BALIK OTOPSİSİNDE PATOJENİK BAKTERİ BULUNMUŞ
Yapılan otopsi sonuçlarında balıklarda zehirlenme belirtesinin görülmediğine dikkat çeken Yüksek, raporda ölümlerin oksijensizlikten kaynaklandığına dair de bir veri olmadığını belirtti. Analizlerde patojenik (enfeksiyöz hastalıklara neden olan) bakteriler bulunduğunu söyleyen Yüksek, “Bu, kirliliğin yüksek olduğu ortamlarda olabilir. Evsel veya teknelerden gelen kirlilik de buna sebep olabilir. Bu bakterilerin ortamda ne kadar olduğu ve ölümcül düzeyde olup olmadığı konusunda da bilgi yok. Yani hangi koşulların ölüme sebep olduğunu bu rapordan anlayamıyoruz” diye konuştu.
“YAĞIŞ AZLIĞI SU KALİTESİNİ DÜŞÜRDÜ”
Bölgede araştırma yapan deniz bilimci hocalara göre balık ölümlerinin sebebinin su kalitesinin yağışlara bağlı olarak çok düşmesi ve hâlâ da düşük olması olduğunu aktaran Yüksek, “Bunun sebebi aşırı plankton (Suda bulunan ve hareket yeteneği akıntıya bağımlı olan canlılar) artışının ardından oluşan özellikle alt sudaki oksijenin tüketilip yok olması olabilir.

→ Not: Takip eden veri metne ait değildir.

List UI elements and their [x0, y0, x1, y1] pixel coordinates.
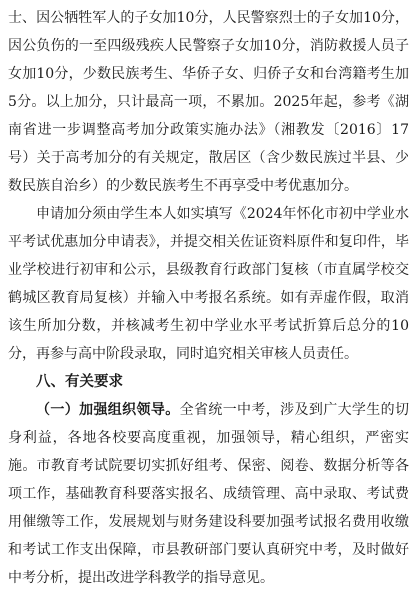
paragraph-organization-leadership [8, 396, 409, 592]
section-heading-requirements: 八、有关要求 [36, 374, 123, 390]
paragraph-application-procedure: 申请加分须由学生本人如实填写《2024年怀化市初中学业水平考试优惠加分申请表》，并提交相关佐证资料原件和复印件，毕业学校进行初审和公示，县级教育行政部门复核（市直属学校交鹤城区教育局复核）并输入中考报名系统。如有弄虚作假，取消该生所加分数，并核减考生初中学业水平考试折算后总分的10分，再参与高中阶段录取，同时追究相关审核人员责任。 [8, 206, 409, 362]
document-page [8, 4, 409, 592]
paragraph-bonus-points: 士、因公牺牲军人的子女加10分，人民警察烈士的子女加10分，因公负伤的一至四级残疾人民警察子女加10分，消防救援人员子女加10分，少数民族考生、华侨子女、归侨子女和台湾籍考生加5分。以上加分，只计最高一项，不累加。2025年起，参考《湖南省进一步调整高考加分政策实施办法》（湘教发〔2016〕17号）关于高考加分的有关规定，散居区（含少数民族过半县、少数民族自治乡）的少数民族考生不再享受中考优惠加分。 [8, 10, 409, 194]
subsection-body: 全省统一中考，涉及到广大学生的切身利益，各地各校要高度重视，加强领导，精心组织，严密实施。市教育考试院要切实抓好组考、保密、阅卷、数据分析等各项工作，基础教育科要落实报名、成绩管理、高中录取、考试费用催缴等工作，发展规划与财务建设科要加强考试报名费用收缴和考试工作支出保障，市县教研部门要认真研究中考，及时做好中考分析，提出改进学科教学的指导意见。 [8, 402, 410, 586]
subsection-lead: （一）加强组织领导。 [36, 402, 180, 418]
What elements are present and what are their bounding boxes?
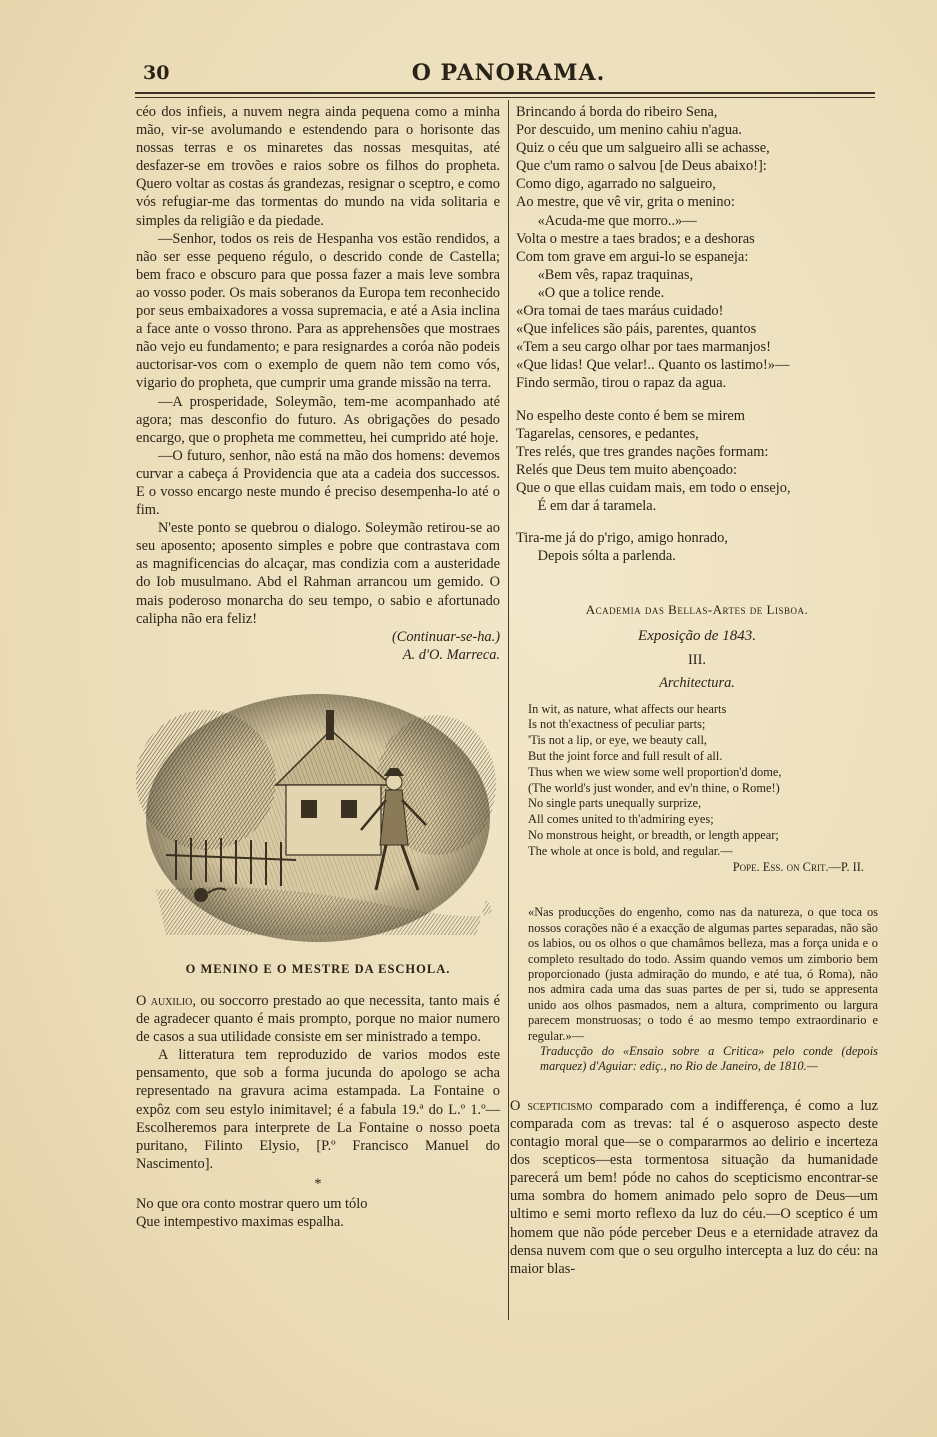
page-number: 30 [143, 62, 170, 84]
paragraph: A litteratura tem reproduzido de varios modos este pensamento, que sob a forma jucunda do apologo se acha representado na gravura acima estampada. La Fontaine o expôz com seu estylo inimitavel; é a fabula 19.ª do L.º 1.º—Escolheremos para interprete de La Fontaine o nosso poeta puritano, Filinto Elysio, [P.º Francisco Manuel do Nascimento]. [136, 1047, 500, 1172]
verse-line: No espelho deste conto é bem se mirem [516, 407, 745, 424]
epigraph-line: The whole at once is bold, and regular.— [528, 843, 733, 858]
verse-line: Tres relés, que tres grandes nações formam: [516, 443, 769, 460]
spacer [516, 875, 878, 905]
epigraph-line: No monstrous height, or breadth, or length appear; [528, 828, 779, 842]
epigraph-line: In wit, as nature, what affects our hearts [528, 701, 727, 716]
verse-line: É em dar á taramela. [516, 497, 657, 514]
epigraph [516, 702, 878, 876]
masthead-title: O PANORAMA. [411, 60, 606, 86]
verse-line: Por descuido, um menino cahiu n'agua. [516, 122, 742, 139]
verse-line: «O que a tolice rende. [516, 284, 665, 301]
illustration-caption: O MENINO E O MESTRE DA ESCHOLA. [185, 961, 451, 976]
verse-line: Como digo, agarrado no salgueiro, [516, 176, 716, 193]
spacer [516, 1075, 878, 1097]
paragraph: céo dos infieis, a nuvem negra ainda pequena como a minha mão, vir-se avolumando e estendendo para o horisonte das nossas terras e os minaretes das nossas mesquitas, até desfazer-se em trovões e raios sobre os filhos do propheta. Quero voltar as costas ás grandezas, resignar o sceptro, e como vós refugiar-me das tormentas do mundo na vida solitaria e simples da religião e da piedade. [136, 104, 500, 229]
section-heading: Academia das Bellas-Artes de Lisboa. [585, 602, 809, 618]
continuation-note: (Continuar-se-ha.) [391, 628, 500, 645]
epigraph-line: Thus when we wiew some well proportion'd dome, [528, 764, 782, 779]
exposition-heading: Exposição de 1843. [638, 628, 756, 645]
right-column [510, 103, 879, 1278]
verse-line: Depois sólta a parlenda. [516, 548, 676, 565]
epigraph-line: 'Tis not a lip, or eye, we beauty call, [528, 733, 707, 748]
verse-line: Tira-me já do p'rigo, amigo honrado, [516, 530, 728, 547]
paragraph-body: ou soccorro prestado ao que necessita, tanto mais é de agradecer quanto é mais prompto, porque no maior numero de casos a sua utilidade consiste em ser ministrado a tempo. [136, 993, 500, 1046]
paragraph [136, 992, 500, 1046]
author-signature: A. d'O. Marreca. [402, 646, 500, 663]
paragraph [510, 1097, 878, 1278]
paragraph: —O futuro, senhor, não está na mão dos homens: devemos curvar a cabeça á Providencia que ata a cadeia dos successos. E o vosso encargo neste mundo é preciso desempenha-lo até o fim. [136, 447, 500, 519]
verse-line: Brincando á borda do ribeiro Sena, [516, 104, 718, 120]
verse-line: Com tom grave em argui-lo se espaneja: [516, 248, 749, 265]
column-divider [508, 100, 509, 1320]
header-rule [135, 92, 875, 94]
verse-line: «Que lidas! Que velar!.. Quanto os lastimo!»— [516, 357, 790, 374]
verse-line: Que o que ellas cuidam mais, em todo o ensejo, [516, 479, 791, 496]
left-column [136, 103, 500, 1231]
poem-block [516, 407, 878, 516]
paragraph-body: comparado com a indifferença, é como a luz comparada com as trevas: tal é o asqueroso aspecto deste contagio moral que—se o compararmos ao delirio e incerteza dos scepticos—esta tormentosa situação da humanidade parecerá um bem! póde no cahos do scepticismo encontrar-se uma sombra do homem animado pelo sopro de Deus—um ultimo e semi morto reflexo da luz do céu.—O sceptico é um homem que não póde perceber Deus e a eternidade atravez da densa nuvem com que o seu orgulho intercepta a luz do céu: na maior blas- [510, 1097, 879, 1277]
verse-line: Quiz o céu que um salgueiro alli se achasse, [516, 140, 770, 157]
spacer [516, 565, 878, 601]
engraving-image [136, 690, 500, 950]
paragraph: —A prosperidade, Soleymão, tem-me acompanhado até agora; mas desconfio do futuro. As obrigações do pesado encargo, que o propheta me commetteu, hei cumprido até hoje. [136, 393, 500, 446]
spacer [516, 393, 878, 407]
subsection-heading: Architectura. [659, 674, 735, 691]
engraving-illustration [136, 690, 500, 950]
header-rule-thin [135, 97, 875, 98]
poem-block [516, 529, 878, 565]
epigraph-line: No single parts unequally surprize, [528, 796, 702, 811]
verse-line: Relés que Deus tem muito abençoado: [516, 461, 737, 478]
epigraph-line: All comes united to th'admiring eyes; [528, 812, 714, 827]
paragraph: N'este ponto se quebrou o dialogo. Soleymão retirou-se ao seu aposento; aposento simples e pobre que contrastava com as magnificencias do alcaçar, mas condizia com a austeridade do Iob musulmano. Abd el Rahman arrancou um gemido. O mais poderoso monarcha do seu tempo, o sabio e afortunado calipha não era feliz! [136, 520, 500, 627]
verse-line: «Bem vês, rapaz traquinas, [516, 266, 694, 283]
poem-block [516, 103, 878, 393]
verse-line: Que intempestivo maximas espalha. [136, 1214, 344, 1231]
part-numeral: III. [688, 652, 706, 669]
verse-line: Que c'um ramo o salvou [de Deus abaixo!]: [516, 158, 767, 175]
verse-line: «Tem a seu cargo olhar por taes marmanjos! [516, 339, 771, 356]
lead-words: O scepticismo [510, 1097, 593, 1114]
section-asterisk: * [314, 1175, 322, 1192]
verse-line: «Que infelices são páis, parentes, quantos [516, 321, 757, 338]
verse-line: No que ora conto mostrar quero um tólo [136, 1196, 368, 1213]
verse-line: Tagarelas, censores, e pedantes, [516, 425, 699, 442]
epigraph-line: Is not th'exactness of peculiar parts; [528, 717, 706, 732]
quote-source: Traducção do «Ensaio sobre a Critica» pelo conde (depois marquez) d'Aguiar: ediç., no Rio de Janeiro, de 1810.— [540, 1044, 878, 1074]
translation-quote: «Nas producções do engenho, como nas da natureza, o que toca os nossos corações não é a exacção de algumas partes separadas, não são os labios, ou os olhos o que chamâmos belleza, mas a força unida e o completo resultado do todo. Assim quando vemos um zimborio bem proporcionado (justa admiração do mundo, e até tua, ó Roma), não nos admira cada uma das suas partes de per si, tudo se appresenta unido aos olhos pasmados, nem a altura, comprimento ou largura parecem monstruosas; o todo é ao mesmo tempo extraordinario e regular.»— [528, 905, 878, 1043]
epigraph-line: (The world's just wonder, and ev'n thine, o Rome!) [528, 780, 780, 795]
epigraph-line: But the joint force and full result of all. [528, 749, 723, 764]
spacer [516, 515, 878, 529]
verse-line: «Acuda-me que morro..»— [516, 212, 697, 229]
verse-line: «Ora tomai de taes maráus cuidado! [516, 303, 724, 320]
verse-line: Findo sermão, tirou o rapaz da agua. [516, 375, 727, 392]
verse-line: Ao mestre, que vê vir, grita o menino: [516, 194, 735, 211]
paragraph: —Senhor, todos os reis de Hespanha vos estão rendidos, a não ser esse pequeno régulo, o descrido conde de Castella; bem fraco e obscuro para que possa fazer a mais leve sombra ao vosso poder. Os mais soberanos da Europa tem reconhecido por seus embaixadores a vossa supremacia, e até a Asia inclina a face ante o vosso throno. Para as apprehensões que mostraes não vejo eu fundamento; e para resignardes a coróa não podeis auctorisar-vos com o exemplo de quem não tem como vós, vigario do propheta, que cumprir uma grande missão na terra. [136, 230, 500, 392]
verse-line: Volta o mestre a taes brados; e a deshoras [516, 230, 755, 247]
lead-words: O auxilio, [136, 993, 196, 1009]
epigraph-source: Pope. Ess. on Crit.—P. II. [732, 859, 864, 874]
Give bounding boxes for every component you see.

Ya da balıkların solungaçlarını tıkayan veya ortama biyotiksin madde bırakan fitoplanktonlar bu balık ölümlerinin nedeni olabilir” dedi.
“KOY ETRAFINDA GELİŞMİŞ ŞEHİRLERDE OLABİLİYOR”
Bu gibi olayların drenajın yüksek olduğu koyların iç kısımlarında yerleşimin artması ile sık sık olabildiğini söyleyen Yüksek, “Haliç’de olabilir, İzmit’te olabilir veya Hong Kong’ta veya bir koy etrafında gelişmiş herhangi bir şehirde olabilir. Yunanistan da aynı şekilde aşırı baskı altında olan sulak alanın aşırı yağmurla etkilenen sistemindeki tatlısu balıklarının kitlesel ölümlerinin Volos Limanına taşınımı söz konusu” örneklerini verdi.
“SULAK ALANLAR ÖZEL STATÜLERLE KORUNMALI”
Sulak alanların özel statülerle korunması gerektiğini kaydeden Yüksek, “Siz bu alanları büyük yatırımlarla şehirleştirdiğinizde bu tip sorunlara, baskıların artışına göre sıklıkla rastlanır” uyarısında bulundu.